May 11, 2005

While most of Los Angeles' major meeting properties remain at odds with the local chapter of hotel employee union Unite Here, the Beverly Hilton signed a two-year contract with the group. With a retroactive starting date of April 15, 2004, the agreement grants union workers their most hotly coveted and contested benefit: a 2006 expiration date, aligning them with workers at major properties across the United States whose contracts will all expire that year. "It's a big victory for rationality," said David Koff, a research analyst for Unite Here's L.A. chapter. "It undercuts any economic argument that what the union is proposing is beyond reason." Dennis Fitzpatrick, general manager of the hotel, is satisfied with the result. "It's a great relationship and both sides are pleased," he said. The union group and eight of the city's hotels will resume negotiations on May 25.

According to a study published by PKF Hospitality Research, an affiliate of PKF Consulting, hotel labor costs increased 6.3 percent in 2004 compared with 2003, which saw a 7.7 percent rise over 2002. Currently labor costs represent 45.9 percent of hotels' operating expenses; the rise in benefit costs (16.6 percent in the last two years) contributed to the bulk of the increase. The report suggests the rise in business travel volume has spurred hotels to ramp up staff levels as they reinstate services and amenities to meet increased demand.

Last Wednesday, Chicago's Metropolitan Pier and Exposition Authority announced sweeping changes in union workplace rules at McCormick Place, the country's largest convention center. The agreement reached with the Chicago labor community includes the formation of a permanent council to make further amendments to McCormick's workplace rules as needed; relaxation of rules to let exhibitors hang their own signs and plug in their own equipment; straight-time billing for work started between 6 and 8 a.m.; reductions in the number of union employees required to perform small jobs; and creation of an auditing process to ensure labor-cost savings are passed on to exhibitors, rather than pocketed by contractors. "This is a new day for McCormick Place, one that means lower costs, greater flexibility and a more efficient show for customers," said Leticia Peralta Davis, CEO of the MPEA.

Following weeks of anti-Japanese protests in cities throughout China, a major tech show, China IT Expo 2005, is banning Japanese exhibitors from participation. On the China IT Expo 2005 website, Shenzhen Mason Expo Corp., the Shenzhen, China-based organizer of the show, cites Japan's desire for a permanent seat on the United Nations security council, "beautification" of Japan's wartime past in recent Japanese textbooks, and a territorial dispute over the oil-rich Diaoyu/Senkaku islands as reasons for barring exhibitors from Japan. The event will be held in Shenzhen May 17-19.

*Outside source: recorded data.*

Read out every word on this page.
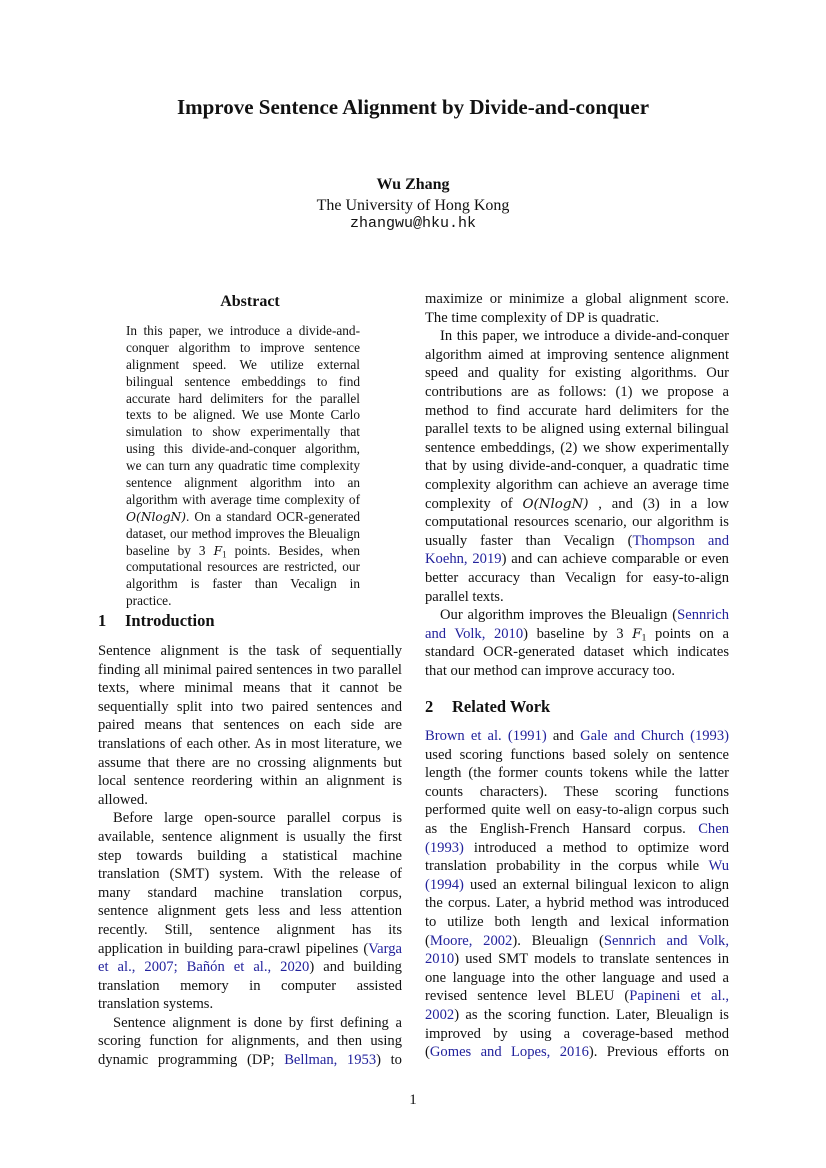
Improve Sentence Alignment by Divide-and-conquer
Wu Zhang
The University of Hong Kong
zhangwu@hku.hk
Abstract
In this paper, we introduce a divide-and-
conquer algorithm to improve sentence
alignment speed. We utilize external
bilingual sentence embeddings to find
accurate hard delimiters for the parallel
texts to be aligned. We use Monte Carlo
simulation to show experimentally that
using this divide-and-conquer algorithm,
we can turn any quadratic time complexity
sentence alignment algorithm into an
algorithm with average time complexity of
O(NlogN). On a standard OCR-generated
dataset, our method improves the Bleualign
baseline by 3 $F_1$ points. Besides, when
computational resources are restricted, our
algorithm is faster than Vecalign in practice.
1 Introduction
Sentence alignment is the task of sequentially
finding all minimal paired sentences in two parallel
texts, where minimal means that it cannot be
sequentially split into two paired sentences and
paired means that sentences on each side are
translations of each other. As in most literature, we
assume that there are no crossing alignments but
local sentence reordering within an alignment is
allowed.
Before large open-source parallel corpus is
available, sentence alignment is usually the first
step towards building a statistical machine
translation (SMT) system. With the release of
many standard machine translation corpus,
sentence alignment gets less and less attention
recently. Still, sentence alignment has its
application in building para-crawl pipelines (Varga
et al., 2007; Bañón et al., 2020) and building
translation memory in computer assisted
translation systems.
Sentence alignment is done by first defining a
scoring function for alignments, and then using
dynamic programming (DP; Bellman, 1953) to
maximize or minimize a global alignment score.
The time complexity of DP is quadratic.
In this paper, we introduce a divide-and-conquer
algorithm aimed at improving sentence alignment
speed and quality for existing algorithms. Our
contributions are as follows: (1) we propose a
method to find accurate hard delimiters for the
parallel texts to be aligned using external bilingual
sentence embeddings, (2) we show experimentally
that by using divide-and-conquer, a quadratic time
complexity algorithm can achieve an average time
complexity of O(NlogN) , and (3) in a low
computational resources scenario, our algorithm is
usually faster than Vecalign (Thompson and
Koehn, 2019) and can achieve comparable or even
better accuracy than Vecalign for easy-to-align
parallel texts.
Our algorithm improves the Bleualign (Sennrich
and Volk, 2010) baseline by 3 $F_1$ points on a
standard OCR-generated dataset which indicates
that our method can improve accuracy too.
2 Related Work
Brown et al. (1991) and Gale and Church (1993)
used scoring functions based solely on sentence
length (the former counts tokens while the latter
counts characters). These scoring functions
performed quite well on easy-to-align corpus such
as the English-French Hansard corpus. Chen
(1993) introduced a method to optimize word
translation probability in the corpus while Wu
(1994) used an external bilingual lexicon to align
the corpus. Later, a hybrid method was introduced
to utilize both length and lexical information
(Moore, 2002). Bleualign (Sennrich and Volk,
2010) used SMT models to translate sentences in
one language into the other language and used a
revised sentence level BLEU (Papineni et al.,
2002) as the scoring function. Later, Bleualign is
improved by using a coverage-based method
(Gomes and Lopes, 2016). Previous efforts on
1
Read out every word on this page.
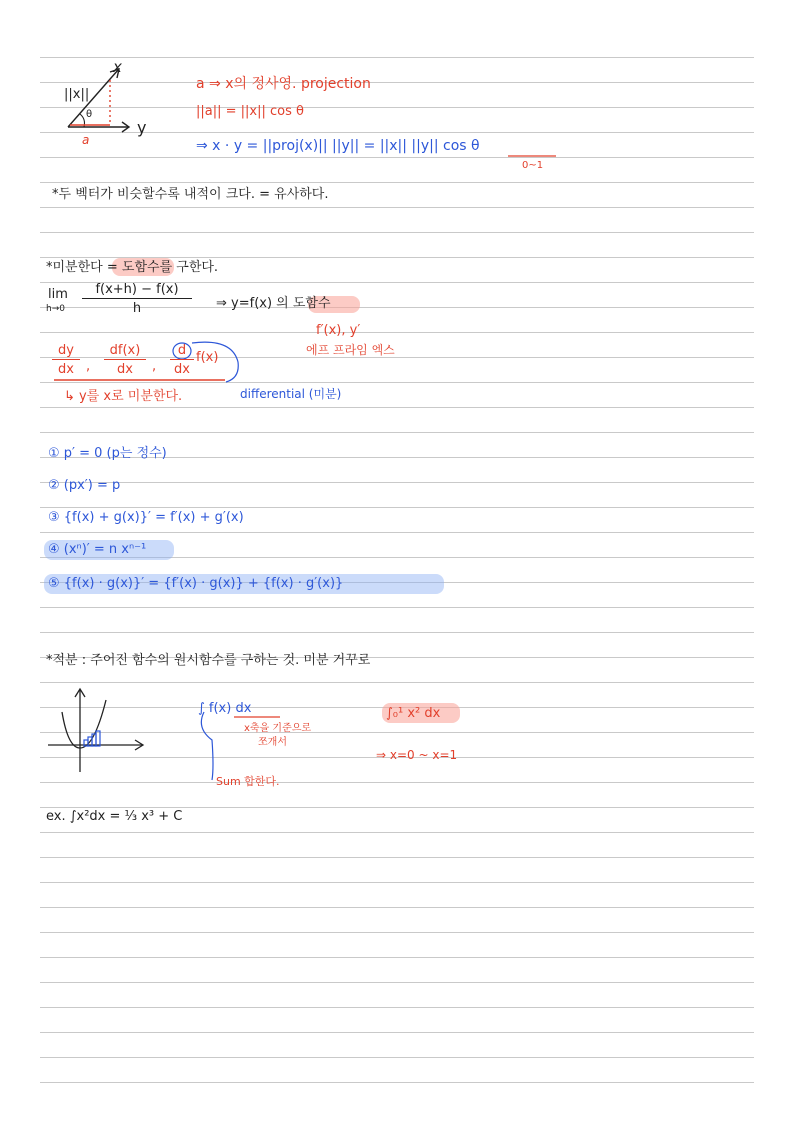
||x||
x
θ
a
y
a ⇒ x의 정사영. projection
||a|| = ||x|| cos θ
⇒ x · y = ||proj(x)|| ||y|| = ||x|| ||y|| cos θ
0~1
*두 벡터가 비슷할수록 내적이 크다. = 유사하다.
*미분한다 = 도함수를 구한다.
lim
h→0
f(x+h) − f(x)
h	⇒ y=f(x) 의 도함수
f′(x), y′
에프 프라임 엑스
dy
dx ,
df(x)
dx	,
d
dx
f(x)
differential (미분)
↳ y를 x로 미분한다.
① p′ = 0 (p는 정수)
② (px′) = p
③ {f(x) + g(x)}′ = f′(x) + g′(x)
④ (xⁿ)′ = n xⁿ⁻¹
⑤ {f(x) · g(x)}′ = {f′(x) · g(x)} + {f(x) · g′(x)}
*적분 : 주어진 함수의 원시함수를 구하는 것. 미분 거꾸로
∫ f(x) dx
x축을 기준으로
쪼개서
Sum 합한다.
∫₀¹ x² dx
⇒ x=0 ~ x=1
ex. ∫x²dx = ⅓ x³ + C
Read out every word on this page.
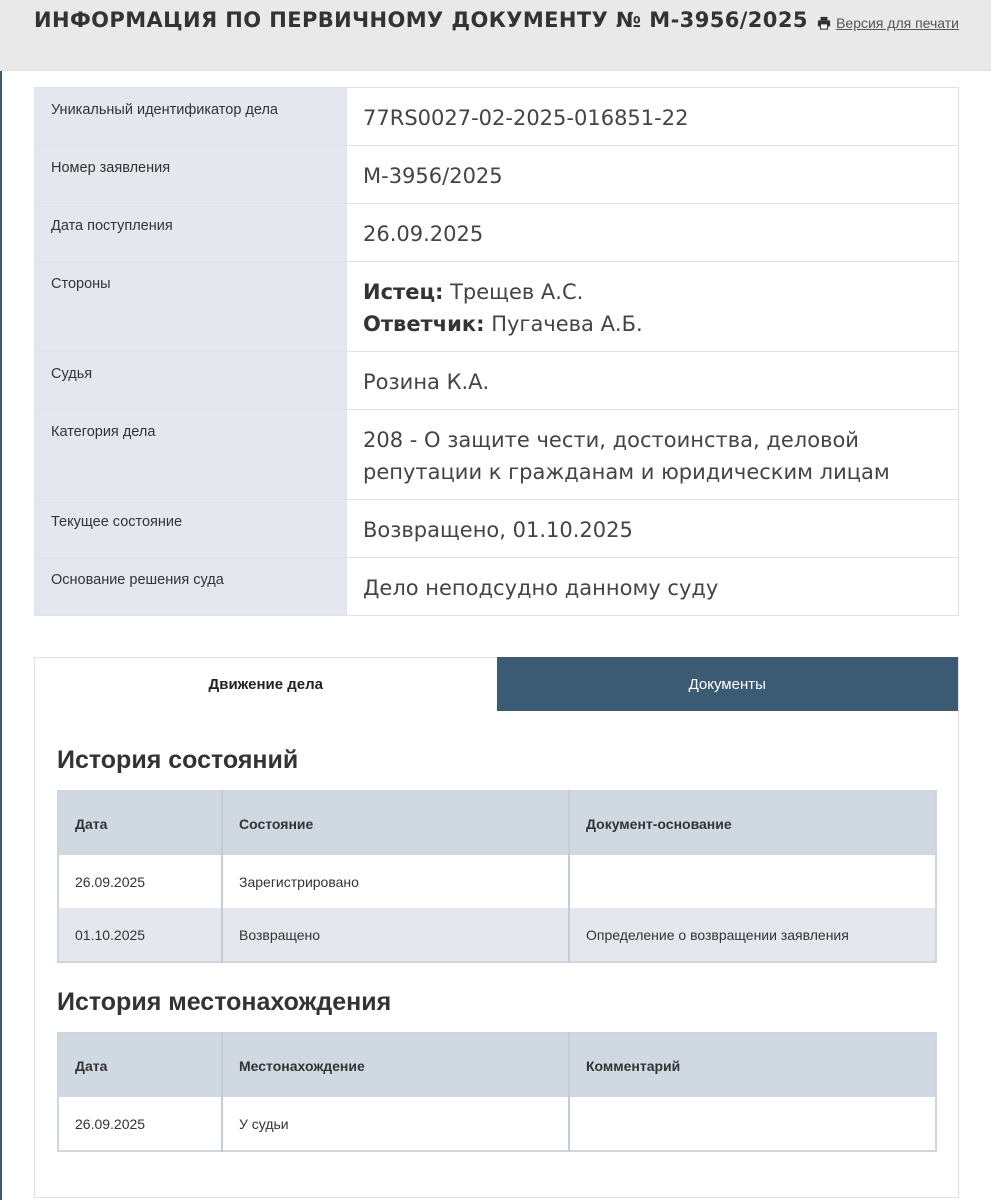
ИНФОРМАЦИЯ ПО ПЕРВИЧНОМУ ДОКУМЕНТУ № М-3956/2025 Версия для печати
Уникальный идентификатор дела	77RS0027-02-2025-016851-22
Номер заявления	М-3956/2025
Дата поступления	26.09.2025
Стороны	Истец: Трещев А.С.
Ответчик: Пугачева А.Б.

Судья	Розина К.А.
Категория дела	208 - О защите чести, достоинства, деловой репутации к гражданам и юридическим лицам
Текущее состояние	Возвращено, 01.10.2025
Основание решения суда	Дело неподсудно данному суду
Движение дела	Документы
История состояний
Дата	Состояние	Документ-основание
26.09.2025	Зарегистрировано	
01.10.2025	Возвращено	Определение о возвращении заявления
История местонахождения
Дата	Местонахождение	Комментарий
26.09.2025	У судьи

Baha Mar Development Co. Ltd. last week bought and assumed management of three adjacent properties in the Bahamas, comprising 1,941 rooms: the Radisson Cable Beach Resort, Nassau Beach Hotel and Wyndham Nassau Resort & Crystal Palace Casino. The company will spend $15 million on renovating the properties. By 2009, the hotels will be combined into a $1.2 billion, 2,700-room megaresort, Baha Mar, composed of a 500-room luxury hotel, a 1,000-room casino hotel and a 1,000-room convention hotel, with 150,000 square feet of meeting space. Asked how the resort would compare with Atlantis, a similar property down the street, Michael Sansbury, executive vice president and COO of Baha Mar, said, "We think Atlantis is an outstanding property, but our design is going to be a little more sophisticated."

The Palm Springs (Calif.) Desert Resorts Convention and Visitors Authority named a second interim president on Tuesday. Steve Morris, who recently retired from his post as president and CEO of Seattle's Convention and Visitors Bureau, will be paid $16,656 per month for 90 days and $20,000 a month thereafter to fill the top spot while the authority searches for a permanent president. The position opened up after Michael Fife retired in March following charges of financial improprieties.